Photo: Cookie Bar

Blondies packed with everything but gluten are among the many pastries, breads, and crackers Cookie Bar will serve after relocating to Ravenswood. The bakery has gone entirely gluten-free due to high demand. 

After closing its location near DePaul in December, Cookie Bar (1746 W. Wilson Ave., 773-334-0300) is a snap away from reopening in Ravenswood—waiting for the high sign from the city—with a kitchen almost three times as big and a new orientation as 100 percent gluten-free.

Jeff Steinberg, a partner, says the gluten-free part of the business became so popular that they couldn’t ignore how underserved the market was. The new Cookie Bar will produce cakes, breads, bars, and crackers in addition to the cookies promised by its name, using higher-protein flours such as amaranth, quinoa, sorghum, and teff instead of potato flour, a common gluten-free choice that can produce starchy, heavy pastry. “These [flours] are healthier, and it ends up tasting a lot better,” Steinberg says.

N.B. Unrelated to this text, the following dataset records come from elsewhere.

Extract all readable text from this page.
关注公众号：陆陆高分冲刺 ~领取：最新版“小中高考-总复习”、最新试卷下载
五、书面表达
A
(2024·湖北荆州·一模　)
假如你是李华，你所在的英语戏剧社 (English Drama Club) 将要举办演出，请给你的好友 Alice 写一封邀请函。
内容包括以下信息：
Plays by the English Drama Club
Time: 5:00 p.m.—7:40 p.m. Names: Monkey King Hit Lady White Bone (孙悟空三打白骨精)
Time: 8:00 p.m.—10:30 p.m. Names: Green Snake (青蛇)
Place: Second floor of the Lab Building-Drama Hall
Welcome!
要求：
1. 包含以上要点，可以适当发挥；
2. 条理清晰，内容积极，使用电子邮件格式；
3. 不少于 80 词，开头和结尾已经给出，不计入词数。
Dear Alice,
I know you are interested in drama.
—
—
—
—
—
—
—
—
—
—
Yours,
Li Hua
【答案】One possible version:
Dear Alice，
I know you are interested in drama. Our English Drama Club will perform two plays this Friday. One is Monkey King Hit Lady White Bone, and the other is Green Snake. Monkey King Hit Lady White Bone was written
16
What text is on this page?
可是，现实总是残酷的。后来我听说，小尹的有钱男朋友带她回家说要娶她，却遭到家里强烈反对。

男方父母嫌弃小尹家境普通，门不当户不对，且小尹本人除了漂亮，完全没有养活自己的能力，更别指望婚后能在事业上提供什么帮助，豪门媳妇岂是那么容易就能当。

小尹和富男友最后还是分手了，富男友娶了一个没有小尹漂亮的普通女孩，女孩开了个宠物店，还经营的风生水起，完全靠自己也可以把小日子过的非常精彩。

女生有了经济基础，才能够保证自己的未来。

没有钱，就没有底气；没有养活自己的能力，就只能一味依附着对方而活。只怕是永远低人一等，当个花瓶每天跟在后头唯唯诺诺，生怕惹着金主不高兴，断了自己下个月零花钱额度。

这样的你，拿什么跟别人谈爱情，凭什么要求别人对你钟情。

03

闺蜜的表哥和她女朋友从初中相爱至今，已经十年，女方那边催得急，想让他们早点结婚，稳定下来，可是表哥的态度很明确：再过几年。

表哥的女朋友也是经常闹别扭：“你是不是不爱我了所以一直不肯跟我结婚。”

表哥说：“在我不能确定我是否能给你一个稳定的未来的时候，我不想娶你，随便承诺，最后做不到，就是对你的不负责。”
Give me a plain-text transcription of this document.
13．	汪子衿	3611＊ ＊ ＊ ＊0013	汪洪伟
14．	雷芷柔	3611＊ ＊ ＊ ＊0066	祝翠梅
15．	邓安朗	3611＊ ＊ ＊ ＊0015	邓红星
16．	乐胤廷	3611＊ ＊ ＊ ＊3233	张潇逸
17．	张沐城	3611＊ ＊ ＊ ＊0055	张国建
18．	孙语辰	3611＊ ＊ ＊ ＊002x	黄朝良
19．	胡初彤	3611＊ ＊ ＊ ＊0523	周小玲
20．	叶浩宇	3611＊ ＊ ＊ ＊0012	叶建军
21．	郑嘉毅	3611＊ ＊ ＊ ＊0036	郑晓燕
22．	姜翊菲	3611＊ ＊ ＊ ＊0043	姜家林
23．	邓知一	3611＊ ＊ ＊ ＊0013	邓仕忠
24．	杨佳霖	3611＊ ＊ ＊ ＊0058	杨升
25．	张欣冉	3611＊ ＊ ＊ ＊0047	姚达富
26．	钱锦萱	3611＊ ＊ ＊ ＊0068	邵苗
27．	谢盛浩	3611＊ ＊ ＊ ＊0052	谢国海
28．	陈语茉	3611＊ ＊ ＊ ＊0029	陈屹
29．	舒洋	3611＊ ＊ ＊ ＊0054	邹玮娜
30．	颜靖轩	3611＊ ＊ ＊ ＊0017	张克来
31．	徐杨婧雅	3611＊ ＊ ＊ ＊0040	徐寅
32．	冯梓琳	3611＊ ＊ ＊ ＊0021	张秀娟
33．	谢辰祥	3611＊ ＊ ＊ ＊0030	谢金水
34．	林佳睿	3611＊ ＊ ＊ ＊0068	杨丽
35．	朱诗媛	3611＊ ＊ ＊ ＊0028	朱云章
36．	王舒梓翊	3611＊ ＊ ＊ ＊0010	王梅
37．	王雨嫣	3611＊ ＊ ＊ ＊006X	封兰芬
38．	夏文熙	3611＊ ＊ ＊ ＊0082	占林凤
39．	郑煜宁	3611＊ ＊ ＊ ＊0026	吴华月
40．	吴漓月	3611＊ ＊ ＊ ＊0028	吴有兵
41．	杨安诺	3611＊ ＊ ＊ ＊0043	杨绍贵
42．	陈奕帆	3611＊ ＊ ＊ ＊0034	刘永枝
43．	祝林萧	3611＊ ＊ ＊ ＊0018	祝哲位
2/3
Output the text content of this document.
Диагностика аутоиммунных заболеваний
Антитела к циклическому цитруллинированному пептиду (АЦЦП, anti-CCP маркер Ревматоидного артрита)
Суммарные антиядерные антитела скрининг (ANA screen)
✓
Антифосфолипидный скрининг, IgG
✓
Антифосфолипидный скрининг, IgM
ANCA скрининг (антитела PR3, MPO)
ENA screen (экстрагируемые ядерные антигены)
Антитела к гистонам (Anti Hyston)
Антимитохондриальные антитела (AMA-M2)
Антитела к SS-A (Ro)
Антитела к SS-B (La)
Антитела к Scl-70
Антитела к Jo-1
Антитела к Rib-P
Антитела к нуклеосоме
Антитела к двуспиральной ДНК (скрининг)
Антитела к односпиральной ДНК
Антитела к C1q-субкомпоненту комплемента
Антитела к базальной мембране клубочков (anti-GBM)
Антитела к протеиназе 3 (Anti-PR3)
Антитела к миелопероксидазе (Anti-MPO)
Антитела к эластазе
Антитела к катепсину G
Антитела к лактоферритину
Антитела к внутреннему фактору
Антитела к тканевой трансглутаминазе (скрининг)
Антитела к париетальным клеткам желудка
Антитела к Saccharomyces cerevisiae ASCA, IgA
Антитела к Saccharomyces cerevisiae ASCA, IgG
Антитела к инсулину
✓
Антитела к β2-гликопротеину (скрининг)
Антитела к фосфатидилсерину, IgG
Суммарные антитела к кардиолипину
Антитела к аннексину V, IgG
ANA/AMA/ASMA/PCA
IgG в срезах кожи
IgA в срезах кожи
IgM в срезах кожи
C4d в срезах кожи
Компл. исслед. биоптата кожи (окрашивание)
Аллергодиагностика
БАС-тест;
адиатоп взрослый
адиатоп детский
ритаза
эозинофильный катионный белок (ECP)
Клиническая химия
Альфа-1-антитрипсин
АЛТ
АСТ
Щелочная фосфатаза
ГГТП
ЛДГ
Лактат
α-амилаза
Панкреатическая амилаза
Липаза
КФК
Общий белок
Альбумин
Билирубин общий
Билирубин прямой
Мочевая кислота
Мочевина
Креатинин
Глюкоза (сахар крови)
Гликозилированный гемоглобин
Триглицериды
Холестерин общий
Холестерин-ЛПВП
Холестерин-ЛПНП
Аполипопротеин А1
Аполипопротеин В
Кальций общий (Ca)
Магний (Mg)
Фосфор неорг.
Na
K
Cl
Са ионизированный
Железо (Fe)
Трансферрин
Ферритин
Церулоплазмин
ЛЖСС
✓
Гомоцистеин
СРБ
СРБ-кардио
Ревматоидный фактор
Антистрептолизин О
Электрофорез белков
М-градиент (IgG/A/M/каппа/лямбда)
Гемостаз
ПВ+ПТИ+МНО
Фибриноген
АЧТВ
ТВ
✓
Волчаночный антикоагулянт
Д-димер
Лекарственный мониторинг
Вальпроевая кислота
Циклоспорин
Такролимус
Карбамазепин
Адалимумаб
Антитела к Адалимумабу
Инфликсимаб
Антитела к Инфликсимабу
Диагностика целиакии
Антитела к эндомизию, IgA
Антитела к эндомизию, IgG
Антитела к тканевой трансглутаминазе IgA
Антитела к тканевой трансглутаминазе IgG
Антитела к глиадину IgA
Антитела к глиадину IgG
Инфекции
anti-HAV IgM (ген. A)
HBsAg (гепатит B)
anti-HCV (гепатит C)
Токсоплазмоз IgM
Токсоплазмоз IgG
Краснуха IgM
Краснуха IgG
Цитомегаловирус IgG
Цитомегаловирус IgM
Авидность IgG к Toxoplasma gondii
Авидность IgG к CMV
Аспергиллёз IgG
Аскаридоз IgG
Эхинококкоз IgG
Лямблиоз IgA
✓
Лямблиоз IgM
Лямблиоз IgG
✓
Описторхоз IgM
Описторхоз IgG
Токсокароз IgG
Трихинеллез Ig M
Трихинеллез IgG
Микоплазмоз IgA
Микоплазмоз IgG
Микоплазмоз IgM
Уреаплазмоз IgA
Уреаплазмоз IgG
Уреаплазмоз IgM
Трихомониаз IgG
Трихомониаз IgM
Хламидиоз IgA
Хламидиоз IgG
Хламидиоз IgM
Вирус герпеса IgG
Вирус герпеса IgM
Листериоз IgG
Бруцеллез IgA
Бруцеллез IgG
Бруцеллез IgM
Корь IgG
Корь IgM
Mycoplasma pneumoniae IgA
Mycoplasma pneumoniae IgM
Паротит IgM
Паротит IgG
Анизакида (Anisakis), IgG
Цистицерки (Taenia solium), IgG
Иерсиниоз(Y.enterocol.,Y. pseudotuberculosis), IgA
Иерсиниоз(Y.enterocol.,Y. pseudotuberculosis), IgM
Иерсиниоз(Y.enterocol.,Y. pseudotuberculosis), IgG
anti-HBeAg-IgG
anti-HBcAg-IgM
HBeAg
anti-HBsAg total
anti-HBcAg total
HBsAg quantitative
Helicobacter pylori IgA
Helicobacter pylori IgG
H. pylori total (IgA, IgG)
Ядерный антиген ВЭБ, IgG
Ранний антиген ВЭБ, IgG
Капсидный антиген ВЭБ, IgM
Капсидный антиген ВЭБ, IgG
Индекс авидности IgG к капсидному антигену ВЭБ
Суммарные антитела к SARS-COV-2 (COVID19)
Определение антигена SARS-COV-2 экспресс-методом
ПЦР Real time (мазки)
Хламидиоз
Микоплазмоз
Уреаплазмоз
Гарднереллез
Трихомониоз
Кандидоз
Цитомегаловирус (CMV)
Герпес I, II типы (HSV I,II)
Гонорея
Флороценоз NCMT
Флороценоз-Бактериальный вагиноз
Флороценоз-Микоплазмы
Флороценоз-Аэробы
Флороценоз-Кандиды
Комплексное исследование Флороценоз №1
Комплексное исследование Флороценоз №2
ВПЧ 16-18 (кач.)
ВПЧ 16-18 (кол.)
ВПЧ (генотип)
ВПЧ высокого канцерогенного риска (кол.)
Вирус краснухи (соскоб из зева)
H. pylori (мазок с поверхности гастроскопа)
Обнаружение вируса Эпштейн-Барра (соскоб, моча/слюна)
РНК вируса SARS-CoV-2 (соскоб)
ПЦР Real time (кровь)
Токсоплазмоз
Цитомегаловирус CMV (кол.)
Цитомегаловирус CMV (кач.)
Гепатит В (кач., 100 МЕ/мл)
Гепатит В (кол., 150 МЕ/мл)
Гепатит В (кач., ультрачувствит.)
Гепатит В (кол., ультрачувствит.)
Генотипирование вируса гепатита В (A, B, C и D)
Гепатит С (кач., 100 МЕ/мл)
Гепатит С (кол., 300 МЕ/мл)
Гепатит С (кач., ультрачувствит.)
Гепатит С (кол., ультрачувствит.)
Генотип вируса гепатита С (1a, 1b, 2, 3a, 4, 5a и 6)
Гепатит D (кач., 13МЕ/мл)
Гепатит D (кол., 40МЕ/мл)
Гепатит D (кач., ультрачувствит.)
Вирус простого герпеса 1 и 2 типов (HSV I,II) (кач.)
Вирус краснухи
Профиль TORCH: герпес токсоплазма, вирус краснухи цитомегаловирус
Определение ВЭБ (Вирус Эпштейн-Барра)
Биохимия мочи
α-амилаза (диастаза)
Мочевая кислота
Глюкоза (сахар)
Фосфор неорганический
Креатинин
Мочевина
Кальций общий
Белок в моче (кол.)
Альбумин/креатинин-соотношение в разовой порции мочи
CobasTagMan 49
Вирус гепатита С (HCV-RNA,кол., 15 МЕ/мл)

Of course, these flours aren’t cheap. Steinberg estimates that a 50-pound bag of wheat flour costs $16 wholesale, as compared with $28.75 for just six pounds of amaranth flour at one online retailer. Cookies will cost about $2 and brownies $2.75. For another diet-limited customer base, vegan items will also be available. 

Crusty breads to come, Steinberg hopes. “We don’t have that yet,” he says. “That’s the holy grail that literally no one has perfected.” On, Lancelot.